Systems Design Interview Guide

Systems Design Bridge

This article gives tips and advice for systems design interviews, which are the hardest questions to prepare for in FAANG style software engineering interviews. I recently joined Pinterest as a Staff ML Engineer, which meant interviewing with a bunch of big tech companies for the first time in 6 years. I did well enough to get some offers so I’d like to share my approach (without breaching any NDAs and getting sued.)

As an ML Engineer, I had to go through 2 types of design interviews: standard distributed systems and ML systems. In this article, I’ll discuss high level advice that can be applied to both types of interviews. I’m going to write specific articles for distributed system and ML system design interview questions.

Here’s a summary of my advice:

  1. Understand the signals that companies are looking for
  2. Think of systems design questions as an improv presentation
  3. You can prepare by thinking of your process for walking through a design and researching the building blocks you can use

Special thanks to my friends Masud Khan (Facebook), Michael Ritche (Google), Curren Pangler (Zynga) and Mehdi Ben Ayed (Spotify) for reviewing this giving their input

What Are Systems Design Interview Questions and Why Are They so Important?

If you’re interviewing to be a senior engineer, staff engineer or manager, you’re probably going to face a system design interview or 2. For software engineers going through a distributed system design, these are some example systems you may be asked to design in interviews:

ML Systems Design questions are typically about recommendation systems. For example, Facebook has been known to ask about creating a Facebook content feed.

These are the hardest questions to prepare for in the interview loop for a few reasons:

Systems design interviews signal your experience working on real world, high scale problems. It’s critically important to do well in these interviews for more senior roles (where you’re being hired for your experience.) As you become more senior, there’s less and less distinction in lower level skills like coding. That makes the behaviour and systems design questions key drivers for determining your level.

What Signals Companies Are Looking For?

Ultimately, Systems Design questions show you have a strong theoretical background, and you know how to apply it to solve real world problems. They also show your creative thinking and problem solving skills. There’s a few layers to this.

Design

What does it mean to show design skills? These questions are almost always based on real world problems that have evolved many different state of the art solutions over the years. Which means you’re expected to invent the new state of the art standard during your 45 minute interview. Design in this sense means decomposing a system into different components. You then utilize standard building blocks for each component. This interview shows your ability to split a big problem into smaller conceptual pieces. It also shows what building blocks you have in your design toolbox, how well you know them, and how wise are in putting them together.

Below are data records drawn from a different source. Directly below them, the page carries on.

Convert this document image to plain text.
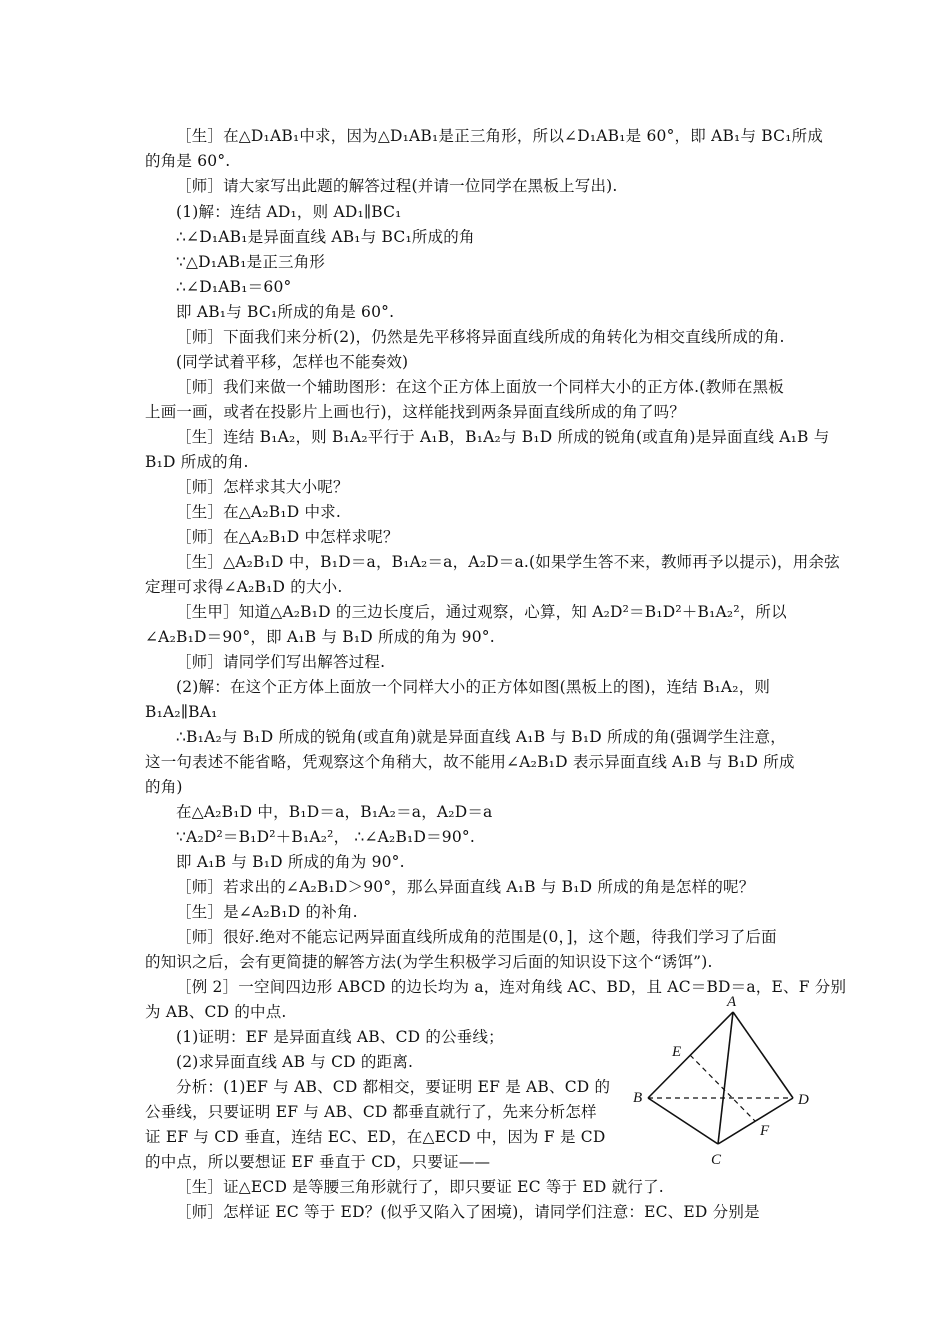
［生］在△D₁AB₁中求，因为△D₁AB₁是正三角形，所以∠D₁AB₁是 60°，即 AB₁与 BC₁所成
的角是 60°.
［师］请大家写出此题的解答过程(并请一位同学在黑板上写出).
(1)解：连结 AD₁，则 AD₁∥BC₁
∴∠D₁AB₁是异面直线 AB₁与 BC₁所成的角
∵△D₁AB₁是正三角形
∴∠D₁AB₁＝60°
即 AB₁与 BC₁所成的角是 60°.
［师］下面我们来分析(2)，仍然是先平移将异面直线所成的角转化为相交直线所成的角.
(同学试着平移，怎样也不能奏效)
［师］我们来做一个辅助图形：在这个正方体上面放一个同样大小的正方体.(教师在黑板
上画一画，或者在投影片上画也行)，这样能找到两条异面直线所成的角了吗？
［生］连结 B₁A₂，则 B₁A₂平行于 A₁B，B₁A₂与 B₁D 所成的锐角(或直角)是异面直线 A₁B 与
B₁D 所成的角.
［师］怎样求其大小呢？
［生］在△A₂B₁D 中求.
［师］在△A₂B₁D 中怎样求呢？
［生］△A₂B₁D 中，B₁D＝a，B₁A₂＝a，A₂D＝a.(如果学生答不来，教师再予以提示)，用余弦
定理可求得∠A₂B₁D 的大小.
［生甲］知道△A₂B₁D 的三边长度后，通过观察，心算，知 A₂D²＝B₁D²＋B₁A₂²，所以
∠A₂B₁D＝90°，即 A₁B 与 B₁D 所成的角为 90°.
［师］请同学们写出解答过程.
(2)解：在这个正方体上面放一个同样大小的正方体如图(黑板上的图)，连结 B₁A₂，则
B₁A₂∥BA₁
∴B₁A₂与 B₁D 所成的锐角(或直角)就是异面直线 A₁B 与 B₁D 所成的角(强调学生注意，
这一句表述不能省略，凭观察这个角稍大，故不能用∠A₂B₁D 表示异面直线 A₁B 与 B₁D 所成
的角)
在△A₂B₁D 中，B₁D＝a，B₁A₂＝a，A₂D＝a
∵A₂D²＝B₁D²＋B₁A₂²， ∴∠A₂B₁D＝90°.
即 A₁B 与 B₁D 所成的角为 90°.
［师］若求出的∠A₂B₁D＞90°，那么异面直线 A₁B 与 B₁D 所成的角是怎样的呢？
［生］是∠A₂B₁D 的补角.
［师］很好.绝对不能忘记两异面直线所成角的范围是(0，]，这个题，待我们学习了后面
的知识之后，会有更简捷的解答方法(为学生积极学习后面的知识设下这个“诱饵”).
［例 2］一空间四边形 ABCD 的边长均为 a，连对角线 AC、BD，且 AC＝BD＝a，E、F 分别
为 AB、CD 的中点.
(1)证明：EF 是异面直线 AB、CD 的公垂线；
(2)求异面直线 AB 与 CD 的距离.
分析：(1)EF 与 AB、CD 都相交，要证明 EF 是 AB、CD 的
公垂线，只要证明 EF 与 AB、CD 都垂直就行了，先来分析怎样
证 EF 与 CD 垂直，连结 EC、ED，在△ECD 中，因为 F 是 CD
的中点，所以要想证 EF 垂直于 CD，只要证——
［生］证△ECD 是等腰三角形就行了，即只要证 EC 等于 ED 就行了.
［师］怎样证 EC 等于 ED？(似乎又陷入了困境)，请同学们注意：EC、ED 分别是
A
B
C
D
E
F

There isn’t one right answer for these problems, and there’s often lots of options for each component. It’s a good idea to name the possible options for each component and discuss their tradeoffs.

Process

How do you approach complex problem solving in general? These types of systems have a lot of breadth and depth, so it’s up to you to use your time to cover the important aspects. If the interviewer asks “Could you design a system to extract all the english words in dictionary.com”, don’t just dive into “Well I’d start with a MySQL database and then spin up five ec2 instances with Python API…”. You’re jumping into detail too early. I discuss my approach later on in the article.

Background Theory

ML and Distributed systems have a lot of theory that back standard methods and solutions. Do you know how to dive a bit deeper into these solutions to explain what theoretical problem they solve? Or how theoretical concepts like CAP limits capabilities. One of the tricky things with working in ML is that there’s a lot more theory to cover for well known practices.

Real World Gotchas

This is a great chance to show your battle scars and hard won real world experience. These are the types of things that aren’t always called out in articles or documentation, but they affect production high scale systems. Some examples are:

Showing these signals are key for being ranked at more senior levels.

Technical Leadership

Can you organize and communicate your ideas well? Can you overcome challenges? Are you trustworthy and wise in your decision making? Can you split your design into subsystems that different teams can work on?

Product/User Empathy

Do you understand how your technical implementations affect the product and user experience? Can you design systems in a way to allow product leaders in the company to deliver better user experiences? Can you anticipate the stakeholder tensions for the system?

High Level Approach

Unlike every other interview, you should be driving the system design interview. Recruiters mentioned numbers like you should be doing 80% of the talking. This can feel unnatural, but if you do find yourself in a situation where it’s a comfortable loop of the interviewer asking you a question and you giving a quick response, things might not be going so well. This has led me to think of Systems Design interviews as improv presentations. The interviewer gives you a topic and some constraints, then you give an impromptu presentation on your solution (as you’re coming up with the solution.)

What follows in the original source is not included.